Regarding the first, it was a priority to bring the topic under discussion closer to our daily practice, reinforcing a narrowing between theory and practice, between what is discussed and what is done. It was necessary that the project returned to being the architect's greatest tool to work, and it was necessary to improve this tool, so that it would not become a weapon against us. With that, the profile of the architects who should be invited began to become clearer. First, architects who were designing and building in their cities were needed, always based on a critical stance and theoretical reflection. Another important point was the context of these actions, inserted in realities similar to ours, with the same urban problems and the same limited resources. The projects presented would not only be those that we see in books and we resign ourselves to passively appreciating, convinced that we will never do anything like that, but the same ones we see in our daily journeys, the same ones we carry out in our daily practice. What we will see, therefore, are new ways of facing these problems and challenges, not seeing them as accommodation, but as new opportunities for action. We seek to select architects who not only stand out for their grandiose or impressive works, but for the architecture of everyday life, our daily life and who do not seek to stand out in the contexts in which they operate, allowing themselves to be absorbed and becoming part of them as if they had always been there. It is the architecture of the common man that Edgar Graeff talks about in the book Building.

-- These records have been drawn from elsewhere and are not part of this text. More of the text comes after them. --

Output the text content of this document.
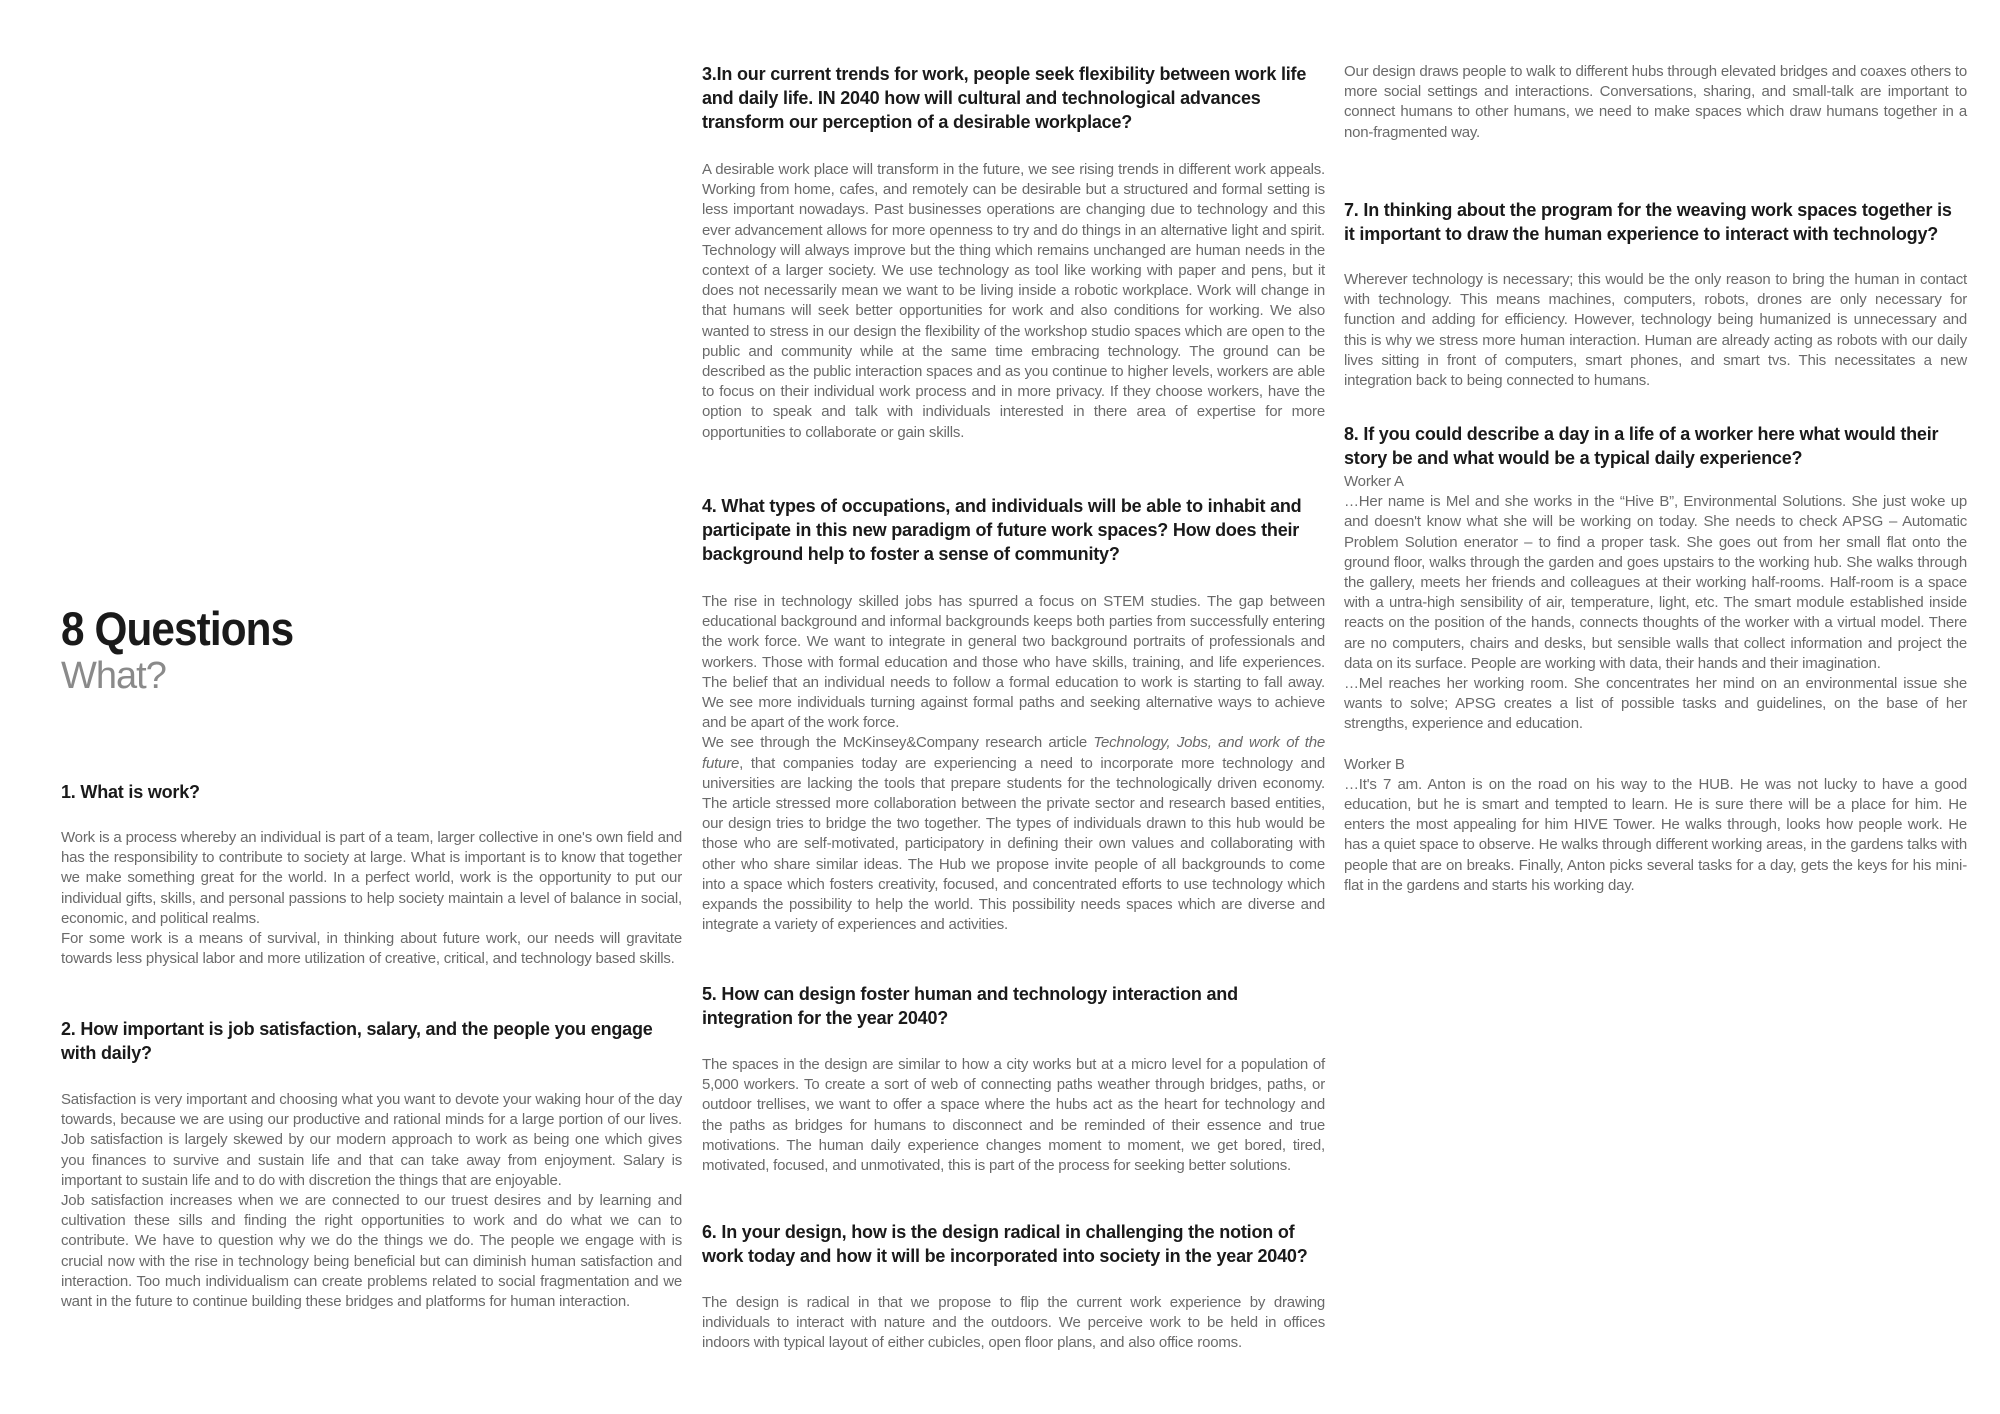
8 Questions
What?
1. What is work?

Work is a process whereby an individual is part of a team, larger collective in one's own field and has the responsibility to contribute to society at large. What is important is to know that together we make something great for the world. In a perfect world, work is the opportunity to put our individual gifts, skills, and personal passions to help society maintain a level of balance in social, economic, and political realms.

For some work is a means of survival, in thinking about future work, our needs will gravitate towards less physical labor and more utilization of creative, critical, and technology based skills.

2. How important is job satisfaction, salary, and the people you engage with daily?

Satisfaction is very important and choosing what you want to devote your waking hour of the day towards, because we are using our productive and rational minds for a large portion of our lives. Job satisfaction is largely skewed by our modern approach to work as being one which gives you finances to survive and sustain life and that can take away from enjoyment. Salary is important to sustain life and to do with discretion the things that are enjoyable.

Job satisfaction increases when we are connected to our truest desires and by learning and cultivation these sills and finding the right opportunities to work and do what we can to contribute. We have to question why we do the things we do. The people we engage with is crucial now with the rise in technology being beneficial but can diminish human satisfaction and interaction. Too much individualism can create problems related to social fragmentation and we want in the future to continue building these bridges and platforms for human interaction.

3.In our current trends for work, people seek flexibility between work life and daily life. IN 2040 how will cultural and technological advances transform our perception of a desirable workplace?

A desirable work place will transform in the future, we see rising trends in different work appeals. Working from home, cafes, and remotely can be desirable but a structured and formal setting is less important nowadays. Past businesses operations are changing due to technology and this ever advancement allows for more openness to try and do things in an alternative light and spirit. Technology will always improve but the thing which remains unchanged are human needs in the context of a larger society. We use technology as tool like working with paper and pens, but it does not necessarily mean we want to be living inside a robotic workplace. Work will change in that humans will seek better opportunities for work and also conditions for working. We also wanted to stress in our design the flexibility of the workshop studio spaces which are open to the public and community while at the same time embracing technology. The ground can be described as the public interaction spaces and as you continue to higher levels, workers are able to focus on their individual work process and in more privacy. If they choose workers, have the option to speak and talk with individuals interested in there area of expertise for more opportunities to collaborate or gain skills.

4. What types of occupations, and individuals will be able to inhabit and participate in this new paradigm of future work spaces? How does their background help to foster a sense of community?

The rise in technology skilled jobs has spurred a focus on STEM studies. The gap between educational background and informal backgrounds keeps both parties from successfully entering the work force. We want to integrate in general two background portraits of professionals and workers. Those with formal education and those who have skills, training, and life experiences. The belief that an individual needs to follow a formal education to work is starting to fall away. We see more individuals turning against formal paths and seeking alternative ways to achieve and be apart of the work force.

We see through the McKinsey&Company research article Technology, Jobs, and work of the future, that companies today are experiencing a need to incorporate more technology and universities are lacking the tools that prepare students for the technologically driven economy. The article stressed more collaboration between the private sector and research based entities, our design tries to bridge the two together. The types of individuals drawn to this hub would be those who are self-motivated, participatory in defining their own values and collaborating with other who share similar ideas. The Hub we propose invite people of all backgrounds to come into a space which fosters creativity, focused, and concentrated efforts to use technology which expands the possibility to help the world. This possibility needs spaces which are diverse and integrate a variety of experiences and activities.

5. How can design foster human and technology interaction and integration for the year 2040?

The spaces in the design are similar to how a city works but at a micro level for a population of 5,000 workers. To create a sort of web of connecting paths weather through bridges, paths, or outdoor trellises, we want to offer a space where the hubs act as the heart for technology and the paths as bridges for humans to disconnect and be reminded of their essence and true motivations. The human daily experience changes moment to moment, we get bored, tired, motivated, focused, and unmotivated, this is part of the process for seeking better solutions.

6. In your design, how is the design radical in challenging the notion of work today and how it will be incorporated into society in the year 2040?

The design is radical in that we propose to flip the current work experience by drawing individuals to interact with nature and the outdoors. We perceive work to be held in offices indoors with typical layout of either cubicles, open floor plans, and also office rooms.

Our design draws people to walk to different hubs through elevated bridges and coaxes others to more social settings and interactions. Conversations, sharing, and small-talk are important to connect humans to other humans, we need to make spaces which draw humans together in a non-fragmented way.

7. In thinking about the program for the weaving work spaces together is it important to draw the human experience to interact with technology?

Wherever technology is necessary; this would be the only reason to bring the human in contact with technology. This means machines, computers, robots, drones are only necessary for function and adding for efficiency. However, technology being humanized is unnecessary and this is why we stress more human interaction. Human are already acting as robots with our daily lives sitting in front of computers, smart phones, and smart tvs. This necessitates a new integration back to being connected to humans.

8. If you could describe a day in a life of a worker here what would their story be and what would be a typical daily experience?

Worker A

…Her name is Mel and she works in the “Hive B”, Environmental Solutions. She just woke up and doesn't know what she will be working on today. She needs to check APSG – Automatic Problem Solution enerator – to find a proper task. She goes out from her small flat onto the ground floor, walks through the garden and goes upstairs to the working hub. She walks through the gallery, meets her friends and colleagues at their working half-rooms. Half-room is a space with a untra-high sensibility of air, temperature, light, etc. The smart module established inside reacts on the position of the hands, connects thoughts of the worker with a virtual model. There are no computers, chairs and desks, but sensible walls that collect information and project the data on its surface. People are working with data, their hands and their imagination.

…Mel reaches her working room. She concentrates her mind on an environmental issue she wants to solve; APSG creates a list of possible tasks and guidelines, on the base of her strengths, experience and education.

Worker B

…It's 7 am. Anton is on the road on his way to the HUB. He was not lucky to have a good education, but he is smart and tempted to learn. He is sure there will be a place for him. He enters the most appealing for him HIVE Tower. He walks through, looks how people work. He has a quiet space to observe. He walks through different working areas, in the gardens talks with people that are on breaks. Finally, Anton picks several tasks for a day, gets the keys for his mini-flat in the gardens and starts his working day.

For this, two cutouts were made, one of place and the other of time. In the first, we selected Latin America, not as a way to create an identity for Latin American architecture, since, in the current globalized world, it is difficult to establish regional elements that can unite, in a Latin American style, the architecture of its various countries. There is no doubt, however, that political, social and economic issues end up bringing the architectural production of these countries closer together. In recent years, a valuable architectural production has been developed in Latin America through its new generation of architects. This generation has been proving that, amidst the scarcity of resources, social, economic and political limitations, it is possible to create quality architecture. Hence the second cutout, selecting precisely this new production, young architects who are entering and establishing themselves, and who can show ways and options to act in these contexts. Despite the difficulty of dealing with this architecture still without a historical distance, it is necessary to know and discuss how these architects are responding to these new questions. More than showing consolidated examples, the aim was to show insertion strategies, ways of seeing and acting in cities, pointing out paths and even generating new knowledge. Dutch architect Ole Bouman, when asked about the role of architecture journals today, said, 'For a long time, specialist journals have contributed to the discourse of architecture with post-factual publications. They reacted to architectural production, mediating between the audience and what had been turned into reality. Speculation and reflection, at best, were terrains through which the most specialized titles traveled. This is gonna change. As the paradigm of architecture is shifting from debate over form and expression to a focus on performance and problem solving, journals can now take a much more active role - being spot-on opportunities, guiding practitioners, bridging the gap between social demands and available talents. Viewed in this way, magazines are not passive observers, mere update vehicles, or celebrity sellers. They can become diggers for the possible futures of a discipline that is in the midst of reinventing itself.' It is in this context that this event is inserted, not as a passive observer, but as an active agent in this process of reinventing the discipline called architecture.


And that's how we got to this moment. We hope that what is presented in these three days does not give us definitive answers, but that it generates even more questions and encourages us to seek, more and more, better answers.


Bruno Braga


This text was presented at the opening of the Latin American Young Architects Forum on June 8, 2011, at Fábrica de Negócios, in Fortaleza.